Maximov looks up to the highly popular brotherly duo and hopes to someday live up to the expectations they have set in MMA, and for the 24-year-old prospect.

“I think Nick and Nate are arguably the greatest martial artists to ever grace the octagon,” Maximov said on The MMA Hour. “Nick won every title if you think about it, he won Strikeforce, he beat Takanori Gomi when he was the man, Elite XC, I think Nick was the man. So if they tell me to do something, I’m gonna do it.”

Maximov began training at the Nick Diaz Academy when he was an early teenager after finding martial arts through a marathon of movies starring icons from Bruce Lee to Jackie Chan.

After seeing the Diaz Brothers compete, he knew being around them and their scrappy style was the right move to make to take his journey to a different level.

“I was a big Nate fan, but I was a really big Nick fan,” Maximov explained. “I liked Nate, but I really liked Nick. It was just something about his style that I really liked — just his fighting style, I didn’t really care what they said in interviews and stuff like that — I just liked how they fight. It really just spoke to me how they do jiu-jitsu, how they box, all of that stuff.

“It was pretty rough at first. You get beat up, no doubt. I see black belts come in all the time and some days they get tapped out by blue belts. It’s a hardcore gym, but I like it because it’s a martial artist gym. We train martial arts, not just fighting, it’s all about martial arts. So it’s a deeper philosophy than just fighting.”

Following a successful octagon debut against Cody Brundage at UFC 266 in September, Maximov was elevated to a higher spot on the main card. After a competitive first round where he ate a big knee, Maximov’s wrestling and grappling became the difference over the final 10 minutes of the fight to secure the victory.
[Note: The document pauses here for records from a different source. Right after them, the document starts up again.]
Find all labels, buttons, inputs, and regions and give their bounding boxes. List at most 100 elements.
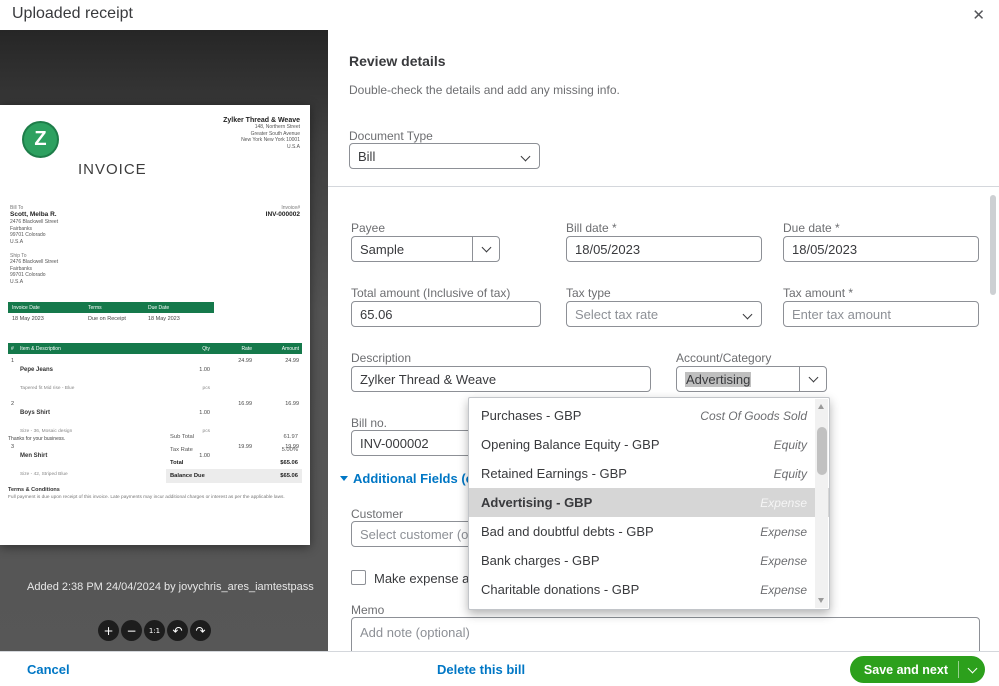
rotate-left-button[interactable]: ↶: [167, 620, 188, 641]
terms-text: Full payment is due upon receipt of this…: [8, 495, 285, 500]
bill-no-label: Bill no.: [351, 416, 388, 430]
payee-label: Payee: [351, 221, 386, 235]
items-header: Item & Description: [20, 345, 61, 352]
delete-bill-link[interactable]: Delete this bill: [437, 662, 525, 677]
added-timestamp: Added 2:38 PM 24/04/2024 by jovychris_ar…: [27, 581, 314, 593]
balance-due-row: Balance Due $65.06: [166, 469, 302, 483]
dropdown-option[interactable]: Retained Earnings - GBP Equity: [469, 459, 829, 488]
document-type-select[interactable]: Bill: [349, 143, 540, 169]
invoice-item-row: 1 Pepe Jeans Tapered fit Mid rise - Blue …: [11, 358, 299, 391]
ship-to-line: 2476 Blackwell Street: [10, 259, 59, 265]
due-date-label: Due date *: [783, 221, 840, 235]
payee-dropdown-button[interactable]: [472, 237, 499, 261]
invoice-totals: Sub Total 61.97 Tax Rate 5.00% Total $65…: [166, 430, 302, 483]
dropdown-scrollbar-thumb[interactable]: [816, 427, 827, 475]
chevron-down-icon: [481, 242, 491, 253]
chevron-down-icon: [967, 663, 977, 673]
bill-date-label: Bill date *: [566, 221, 617, 235]
invoice-terms: Terms & Conditions Full payment is due u…: [8, 487, 294, 501]
meta-value: 18 May 2023: [12, 316, 44, 322]
invoice-preview-image: Z Zylker Thread & Weave 148, Northern St…: [0, 105, 310, 545]
cancel-link[interactable]: Cancel: [27, 662, 70, 677]
chevron-down-icon: [520, 151, 531, 162]
bill-to-line: 2476 Blackwell Street: [10, 219, 59, 225]
ship-to-line: U.S.A: [10, 278, 24, 285]
payee-select[interactable]: Sample: [351, 236, 500, 262]
invoice-company-block: Zylker Thread & Weave 148, Northern Stre…: [223, 117, 300, 150]
due-date-input[interactable]: 18/05/2023: [783, 236, 979, 262]
invoice-bill-to: Bill To Scott, Melba R. 2476 Blackwell S…: [10, 205, 58, 245]
form-scrollbar-thumb[interactable]: [990, 195, 996, 295]
dropdown-scrollbar[interactable]: [815, 399, 828, 608]
save-options-dropdown-button[interactable]: [959, 663, 985, 673]
bill-to-line: U.S.A: [10, 238, 24, 245]
invoice-meta-table: Invoice Date Terms Due Date 18 May 2023 …: [8, 302, 214, 322]
account-dropdown-button[interactable]: [799, 367, 826, 391]
total-amount-label: Total amount (Inclusive of tax): [351, 286, 511, 300]
triangle-down-icon: [340, 476, 348, 481]
document-type-label: Document Type: [349, 129, 433, 143]
invoice-ship-to: Ship To 2476 Blackwell Street Fairbanks …: [10, 253, 58, 285]
actual-size-button[interactable]: 1:1: [144, 620, 165, 641]
dropdown-option-selected[interactable]: Advertising - GBP Expense: [469, 488, 829, 517]
invoice-number-block: Invoice# INV-000002: [266, 205, 300, 219]
customer-label: Customer: [351, 507, 404, 521]
close-icon[interactable]: ✕: [972, 6, 985, 24]
dropdown-option[interactable]: Bad and doubtful debts - GBP Expense: [469, 517, 829, 546]
items-header: #: [11, 345, 14, 352]
dropdown-option[interactable]: Purchases - GBP Cost Of Goods Sold: [469, 401, 829, 430]
modal-footer: Cancel Delete this bill Save and next: [0, 651, 999, 686]
tax-amount-label: Tax amount *: [783, 286, 854, 300]
total-row: Tax Rate 5.00%: [170, 446, 298, 453]
tax-type-select[interactable]: Select tax rate: [566, 301, 762, 327]
preview-zoom-controls: + − 1:1 ↶ ↷: [98, 620, 211, 641]
dropdown-option[interactable]: Bank charges - GBP Expense: [469, 546, 829, 575]
meta-value: 18 May 2023: [148, 316, 180, 322]
panel-subheading: Double-check the details and add any mis…: [349, 83, 620, 97]
meta-header: Invoice Date: [12, 304, 40, 311]
account-category-select[interactable]: Advertising: [676, 366, 827, 392]
save-and-next-button[interactable]: Save and next: [849, 656, 985, 683]
scroll-down-icon[interactable]: [818, 598, 824, 603]
dropdown-option[interactable]: Opening Balance Equity - GBP Equity: [469, 430, 829, 459]
tax-type-label: Tax type: [566, 286, 611, 300]
billable-checkbox[interactable]: [351, 570, 366, 585]
terms-label: Terms & Conditions: [8, 487, 60, 493]
invoice-thanks: Thanks for your business.: [8, 436, 66, 442]
account-category-label: Account/Category: [676, 351, 772, 365]
total-row: Total $65.06: [170, 459, 298, 466]
bill-date-input[interactable]: 18/05/2023: [566, 236, 762, 262]
company-logo: Z: [22, 121, 59, 158]
panel-heading: Review details: [349, 53, 446, 69]
logo-letter: Z: [34, 128, 47, 150]
company-address-line: U.S.A: [286, 143, 300, 150]
modal-title: Uploaded receipt: [12, 5, 133, 22]
bill-to-name: Scott, Melba R.: [10, 211, 57, 218]
modal-header: Uploaded receipt ✕: [0, 0, 999, 30]
items-header: Rate: [241, 345, 252, 352]
receipt-preview-panel: Z Zylker Thread & Weave 148, Northern St…: [0, 30, 328, 651]
items-header: Amount: [281, 345, 299, 352]
description-label: Description: [351, 351, 412, 365]
items-header: Qty: [202, 345, 210, 352]
total-row: Sub Total 61.97: [170, 433, 298, 440]
zoom-in-button[interactable]: +: [98, 620, 119, 641]
rotate-right-button[interactable]: ↷: [190, 620, 211, 641]
zoom-out-button[interactable]: −: [121, 620, 142, 641]
dropdown-option[interactable]: Charitable donations - GBP Expense: [469, 575, 829, 604]
chevron-down-icon: [742, 309, 753, 320]
invoice-company-name: Zylker Thread & Weave: [223, 117, 300, 124]
chevron-down-icon: [808, 372, 818, 383]
meta-header: Due Date: [148, 304, 170, 311]
scroll-up-icon[interactable]: [818, 404, 824, 409]
invoice-title: INVOICE: [78, 161, 147, 178]
uploaded-receipt-modal: Uploaded receipt ✕ Z Zylker Thread & Wea…: [0, 0, 999, 686]
invoice-number-value: INV-000002: [265, 211, 300, 218]
meta-value: Due on Receipt: [88, 316, 126, 322]
total-amount-input[interactable]: 65.06: [351, 301, 541, 327]
section-divider: [328, 186, 999, 187]
description-input[interactable]: Zylker Thread & Weave: [351, 366, 651, 392]
memo-label: Memo: [351, 603, 385, 617]
tax-amount-input[interactable]: Enter tax amount: [783, 301, 979, 327]
meta-header: Terms: [88, 304, 102, 311]
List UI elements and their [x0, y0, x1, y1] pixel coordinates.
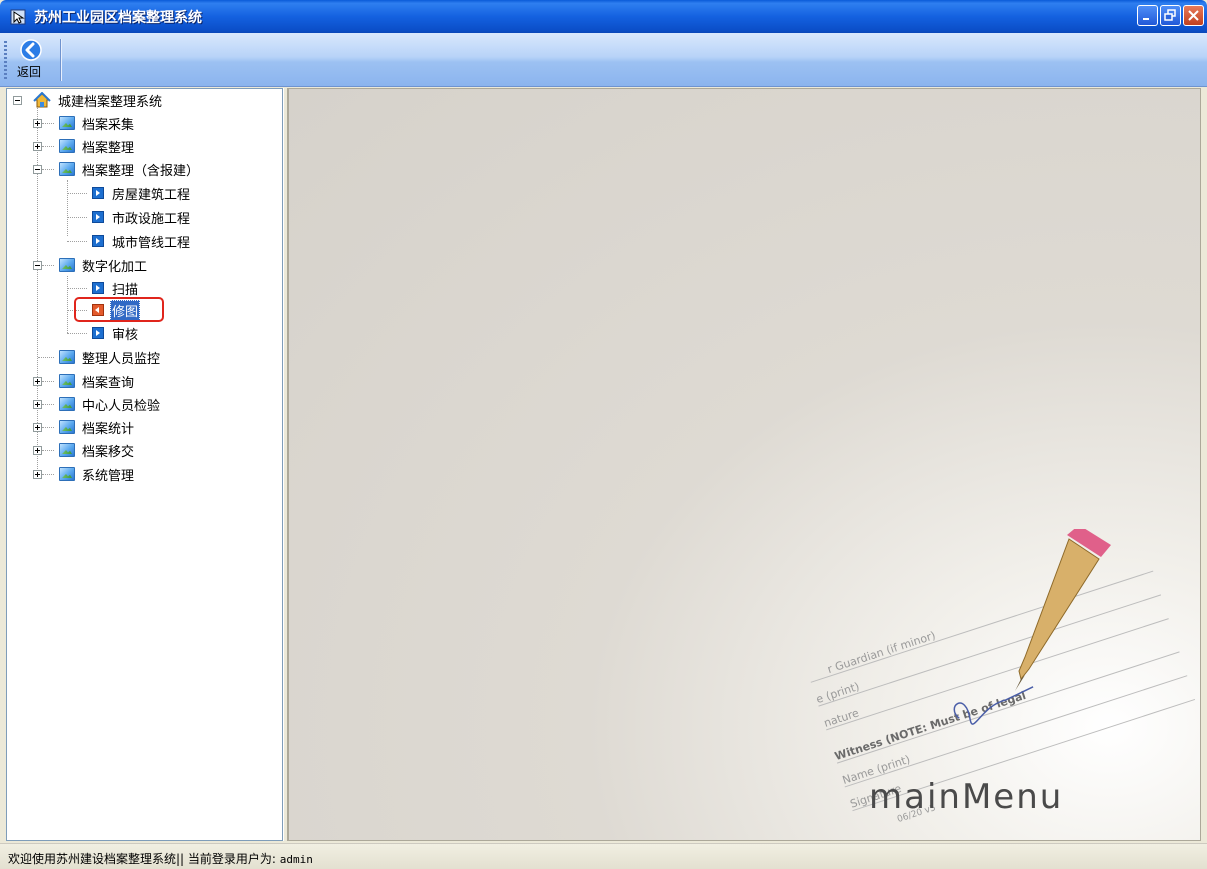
- folder-icon: [59, 139, 75, 153]
- status-bar: 欢迎使用苏州建设档案整理系统|| 当前登录用户为: admin: [0, 843, 1207, 869]
- restore-button[interactable]: [1160, 5, 1181, 26]
- navigation-tree: 城建档案整理系统 档案采集 档案整理 档案整理（含报建） 房屋建筑工程 市政设施…: [7, 89, 282, 840]
- tree-item-label: 房屋建筑工程: [112, 187, 191, 203]
- tree-item-scan[interactable]: 扫描: [67, 277, 140, 299]
- folder-icon: [59, 162, 75, 176]
- page-icon: [92, 187, 104, 199]
- tree-item-label: 档案查询: [82, 375, 135, 391]
- tree-item-query[interactable]: 档案查询: [29, 370, 136, 392]
- expand-icon[interactable]: [33, 377, 42, 386]
- tree-item-pipeline-works[interactable]: 城市管线工程: [67, 230, 192, 252]
- page-active-icon: [92, 304, 104, 316]
- tree-item-collection[interactable]: 档案采集: [29, 112, 136, 134]
- close-icon: [1188, 10, 1199, 21]
- tree-item-municipal-works[interactable]: 市政设施工程: [67, 206, 192, 228]
- toolbar-grip[interactable]: [4, 41, 7, 79]
- back-button[interactable]: 返回: [9, 38, 51, 82]
- expand-icon[interactable]: [33, 400, 42, 409]
- document-line: nature: [822, 706, 861, 730]
- expand-icon[interactable]: [33, 470, 42, 479]
- tree-item-label: 城市管线工程: [112, 235, 191, 251]
- restore-icon: [1164, 9, 1176, 21]
- status-username: admin: [279, 853, 313, 866]
- pen-icon: [1015, 529, 1111, 691]
- tree-item-label: 档案统计: [82, 421, 135, 437]
- tree-item-label: 系统管理: [82, 468, 135, 484]
- close-button[interactable]: [1183, 5, 1204, 26]
- tree-item-arrangement[interactable]: 档案整理: [29, 135, 136, 157]
- tree-item-arrangement-with-filing[interactable]: 档案整理（含报建）: [29, 158, 201, 180]
- folder-icon: [59, 350, 75, 364]
- main-menu-watermark: mainMenu: [869, 777, 1064, 817]
- back-label: 返回: [16, 65, 41, 79]
- tree-item-label: 中心人员检验: [82, 398, 161, 414]
- document-line: e (print): [815, 680, 862, 706]
- toolbar-separator: [60, 39, 61, 81]
- expand-icon[interactable]: [33, 446, 42, 455]
- collapse-icon[interactable]: [33, 165, 42, 174]
- folder-icon: [59, 258, 75, 272]
- main-content-area: r Guardian (if minor) e (print) nature W…: [288, 88, 1201, 841]
- tree-item-staff-monitor[interactable]: 整理人员监控: [29, 346, 162, 368]
- collapse-icon[interactable]: [13, 96, 22, 105]
- tree-item-label: 档案移交: [82, 444, 135, 460]
- status-message: 欢迎使用苏州建设档案整理系统|| 当前登录用户为: admin: [8, 850, 313, 867]
- tree-item-label: 整理人员监控: [82, 351, 161, 367]
- toolbar: 返回: [0, 33, 1207, 87]
- page-icon: [92, 282, 104, 294]
- document-line: Witness (NOTE: Must be of legal: [833, 689, 1027, 763]
- tree-item-label: 扫描: [112, 282, 139, 298]
- tree-item-system-admin[interactable]: 系统管理: [29, 463, 136, 485]
- navigation-tree-panel[interactable]: 城建档案整理系统 档案采集 档案整理 档案整理（含报建） 房屋建筑工程 市政设施…: [6, 88, 283, 841]
- expand-icon[interactable]: [33, 119, 42, 128]
- tree-item-label: 市政设施工程: [112, 211, 191, 227]
- folder-icon: [59, 443, 75, 457]
- tree-root[interactable]: 城建档案整理系统: [13, 89, 164, 111]
- back-arrow-icon: [20, 39, 42, 61]
- page-icon: [92, 235, 104, 247]
- expand-icon[interactable]: [33, 142, 42, 151]
- page-icon: [92, 327, 104, 339]
- status-welcome-text: 欢迎使用苏州建设档案整理系统|| 当前登录用户为:: [8, 852, 280, 866]
- home-icon: [33, 91, 51, 107]
- document-line: r Guardian (if minor): [826, 629, 937, 676]
- page-icon: [92, 211, 104, 223]
- folder-icon: [59, 467, 75, 481]
- folder-icon: [59, 374, 75, 388]
- tree-item-center-inspection[interactable]: 中心人员检验: [29, 393, 162, 415]
- tree-item-statistics[interactable]: 档案统计: [29, 416, 136, 438]
- folder-icon: [59, 397, 75, 411]
- tree-item-label: 档案整理: [82, 140, 135, 156]
- tree-item-label: 数字化加工: [82, 259, 148, 275]
- title-bar: 苏州工业园区档案整理系统: [0, 0, 1207, 33]
- expand-icon[interactable]: [33, 423, 42, 432]
- minimize-button[interactable]: [1137, 5, 1158, 26]
- tree-item-digitization[interactable]: 数字化加工: [29, 254, 149, 276]
- tree-root-label: 城建档案整理系统: [58, 94, 163, 110]
- collapse-icon[interactable]: [33, 261, 42, 270]
- tree-item-retouch[interactable]: 修图: [67, 299, 141, 321]
- tree-item-label: 审核: [112, 327, 139, 343]
- tree-item-label: 档案采集: [82, 117, 135, 133]
- app-icon: [10, 9, 26, 25]
- tree-item-label: 档案整理（含报建）: [82, 163, 200, 179]
- folder-icon: [59, 116, 75, 130]
- folder-icon: [59, 420, 75, 434]
- tree-item-label-selected: 修图: [110, 299, 141, 321]
- minimize-icon: [1143, 18, 1149, 20]
- tree-item-review[interactable]: 审核: [67, 322, 140, 344]
- window-title: 苏州工业园区档案整理系统: [34, 10, 202, 26]
- tree-item-building-works[interactable]: 房屋建筑工程: [67, 182, 192, 204]
- tree-item-transfer[interactable]: 档案移交: [29, 439, 136, 461]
Of course, there’s always advantages to fighting inside the APEX, especially when fighters like Nate Diaz and Gilbert Melendez are in the small space shouting out instructions from the audience.

“I heard him in the back and each round he got closer and closer, and eventually in the third round he was damn near in the cage with me,” Maximov said of Diaz. “Like he was about to hop in and fight this dude for me. It was cool.

“Gilbert was there, too, and he’s a really good coach. He might be a better coach than he is a fighter.”